Translating is a hard task that implies to use a large network. Using a large network forces to use a small vocab, to avoid GRAM and training time explosions.
But, post-editing is certainly a softer task that can be done with a smaller network. A smaller network can use a large vocab, without trouble.
Process example with a 4 factor:
train a first network to translate lang1 to lang2 with 1000 cells per layer and a 50k vocab
with this model, translate all the training set (possibly, needs beam_size=1 to be done in a reasonable time on large sets), with unk replacement
train a second network to post-edit the translated training set lang2 to lang2 with 250 cells per layer and a 200k vocab
It’s possible that the second network would learn to put the right words in the right positions depending on the first network errors and its unk replacements. The translation quality could be better, solving a large part of the small-vocab problem.

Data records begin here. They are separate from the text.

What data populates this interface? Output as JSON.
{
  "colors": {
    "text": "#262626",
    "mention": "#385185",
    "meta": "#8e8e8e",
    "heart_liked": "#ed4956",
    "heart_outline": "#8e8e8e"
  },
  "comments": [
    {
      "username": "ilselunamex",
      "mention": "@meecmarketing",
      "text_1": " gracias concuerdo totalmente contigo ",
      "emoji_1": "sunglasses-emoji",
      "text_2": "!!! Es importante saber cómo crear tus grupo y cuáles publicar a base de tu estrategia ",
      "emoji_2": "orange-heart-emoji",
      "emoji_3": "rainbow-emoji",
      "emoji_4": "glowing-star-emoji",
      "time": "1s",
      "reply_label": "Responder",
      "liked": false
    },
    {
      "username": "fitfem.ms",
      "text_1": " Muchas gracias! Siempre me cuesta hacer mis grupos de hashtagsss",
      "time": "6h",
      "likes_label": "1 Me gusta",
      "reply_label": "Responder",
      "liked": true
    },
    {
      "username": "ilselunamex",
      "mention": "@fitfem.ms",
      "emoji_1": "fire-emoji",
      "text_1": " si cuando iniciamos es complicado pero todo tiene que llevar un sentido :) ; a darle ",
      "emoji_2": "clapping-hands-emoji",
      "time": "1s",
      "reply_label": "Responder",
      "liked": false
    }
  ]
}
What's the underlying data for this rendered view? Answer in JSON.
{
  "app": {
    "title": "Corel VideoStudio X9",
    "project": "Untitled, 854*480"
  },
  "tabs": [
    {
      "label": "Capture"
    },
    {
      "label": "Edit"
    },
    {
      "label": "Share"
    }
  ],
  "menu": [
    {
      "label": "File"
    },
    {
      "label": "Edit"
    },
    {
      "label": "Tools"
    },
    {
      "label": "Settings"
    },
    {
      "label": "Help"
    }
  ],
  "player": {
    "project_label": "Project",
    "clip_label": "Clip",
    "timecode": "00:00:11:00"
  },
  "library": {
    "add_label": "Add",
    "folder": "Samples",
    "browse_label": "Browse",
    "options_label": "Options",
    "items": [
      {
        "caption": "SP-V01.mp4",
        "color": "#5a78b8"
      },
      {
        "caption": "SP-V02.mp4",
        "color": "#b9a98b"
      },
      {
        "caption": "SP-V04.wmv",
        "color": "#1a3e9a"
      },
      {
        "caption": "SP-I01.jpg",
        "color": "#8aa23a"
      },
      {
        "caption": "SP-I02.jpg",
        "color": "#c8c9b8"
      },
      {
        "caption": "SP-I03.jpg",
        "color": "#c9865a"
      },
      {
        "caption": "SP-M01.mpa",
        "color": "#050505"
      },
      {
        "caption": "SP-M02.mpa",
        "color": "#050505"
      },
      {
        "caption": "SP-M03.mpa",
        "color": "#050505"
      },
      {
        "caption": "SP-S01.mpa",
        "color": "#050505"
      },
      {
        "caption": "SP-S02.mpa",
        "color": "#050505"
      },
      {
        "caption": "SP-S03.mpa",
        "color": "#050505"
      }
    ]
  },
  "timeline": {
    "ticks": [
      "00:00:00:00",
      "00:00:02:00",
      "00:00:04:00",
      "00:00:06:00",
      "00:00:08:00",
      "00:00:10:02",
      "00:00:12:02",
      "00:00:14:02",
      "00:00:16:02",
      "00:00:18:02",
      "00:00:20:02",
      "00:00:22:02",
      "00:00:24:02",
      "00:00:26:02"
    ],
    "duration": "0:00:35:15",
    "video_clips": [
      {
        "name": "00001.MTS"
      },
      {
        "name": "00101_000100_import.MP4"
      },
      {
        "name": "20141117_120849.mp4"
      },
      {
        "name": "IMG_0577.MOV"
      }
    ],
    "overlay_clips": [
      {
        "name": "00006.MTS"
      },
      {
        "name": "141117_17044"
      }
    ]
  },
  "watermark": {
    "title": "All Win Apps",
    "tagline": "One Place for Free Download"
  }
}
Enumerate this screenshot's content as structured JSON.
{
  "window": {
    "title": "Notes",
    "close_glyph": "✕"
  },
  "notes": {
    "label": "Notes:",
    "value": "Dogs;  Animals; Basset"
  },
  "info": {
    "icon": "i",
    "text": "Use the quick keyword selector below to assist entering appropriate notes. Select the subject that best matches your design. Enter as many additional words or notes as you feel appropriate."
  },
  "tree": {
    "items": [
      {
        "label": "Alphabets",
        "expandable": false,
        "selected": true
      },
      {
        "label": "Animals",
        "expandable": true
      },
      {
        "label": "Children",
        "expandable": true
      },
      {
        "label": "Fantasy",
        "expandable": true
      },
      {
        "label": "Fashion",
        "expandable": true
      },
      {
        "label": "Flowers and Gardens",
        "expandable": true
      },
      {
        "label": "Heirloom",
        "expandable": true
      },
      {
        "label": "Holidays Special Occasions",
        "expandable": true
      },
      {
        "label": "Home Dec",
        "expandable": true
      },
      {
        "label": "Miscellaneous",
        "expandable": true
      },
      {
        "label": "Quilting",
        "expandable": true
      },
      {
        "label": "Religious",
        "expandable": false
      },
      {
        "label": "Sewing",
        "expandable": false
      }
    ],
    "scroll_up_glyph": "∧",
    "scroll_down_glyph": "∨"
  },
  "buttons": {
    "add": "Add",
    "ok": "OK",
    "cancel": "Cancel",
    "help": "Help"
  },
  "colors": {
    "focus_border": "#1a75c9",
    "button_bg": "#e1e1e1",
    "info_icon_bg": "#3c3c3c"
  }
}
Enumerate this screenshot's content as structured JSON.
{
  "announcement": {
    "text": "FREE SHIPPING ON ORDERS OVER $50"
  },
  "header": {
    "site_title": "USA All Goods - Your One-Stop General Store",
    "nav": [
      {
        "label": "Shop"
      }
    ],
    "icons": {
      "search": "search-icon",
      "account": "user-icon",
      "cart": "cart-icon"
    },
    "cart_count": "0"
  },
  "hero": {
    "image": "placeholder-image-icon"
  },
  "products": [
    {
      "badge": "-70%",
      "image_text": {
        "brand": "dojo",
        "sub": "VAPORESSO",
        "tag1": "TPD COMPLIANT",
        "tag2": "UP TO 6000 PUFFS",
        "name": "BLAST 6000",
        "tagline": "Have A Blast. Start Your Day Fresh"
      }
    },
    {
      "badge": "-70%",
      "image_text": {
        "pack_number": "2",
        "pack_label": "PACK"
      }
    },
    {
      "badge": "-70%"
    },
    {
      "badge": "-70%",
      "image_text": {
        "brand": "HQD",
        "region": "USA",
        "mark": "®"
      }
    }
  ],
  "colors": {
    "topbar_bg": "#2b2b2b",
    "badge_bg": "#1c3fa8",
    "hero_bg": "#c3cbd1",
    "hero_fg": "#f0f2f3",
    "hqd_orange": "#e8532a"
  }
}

Ok, but, here, my purpose isn’t to train a real post-edit model, in a common sens. It’s a complementary (automatic) training, in 2 stages, using only the training set, and 2 ways of balancing the neural net constraints.
PS : I see that I wasn’t so clear. I changed the title. Hope it would avoid confusion.
My first test is a bit deceiving due to the fact I’m using beam-size=1 to get a fast translation in step 2. The second model is enhancing the translation a bit, but starting from a lower quality, it’s still under the quality obtained with only the first model with default beam-size.
Yes. The main goal was to try balancing the network size vs vocab size: the first model is supposed to learn complex sentences using a large network and a small vocab, while the second one is supposed to fix vocab troubles having very few things to change in the formulation using a small network and a large vocab.
I should perhaps try again such experiments, improving it with one year of know-how added from this date.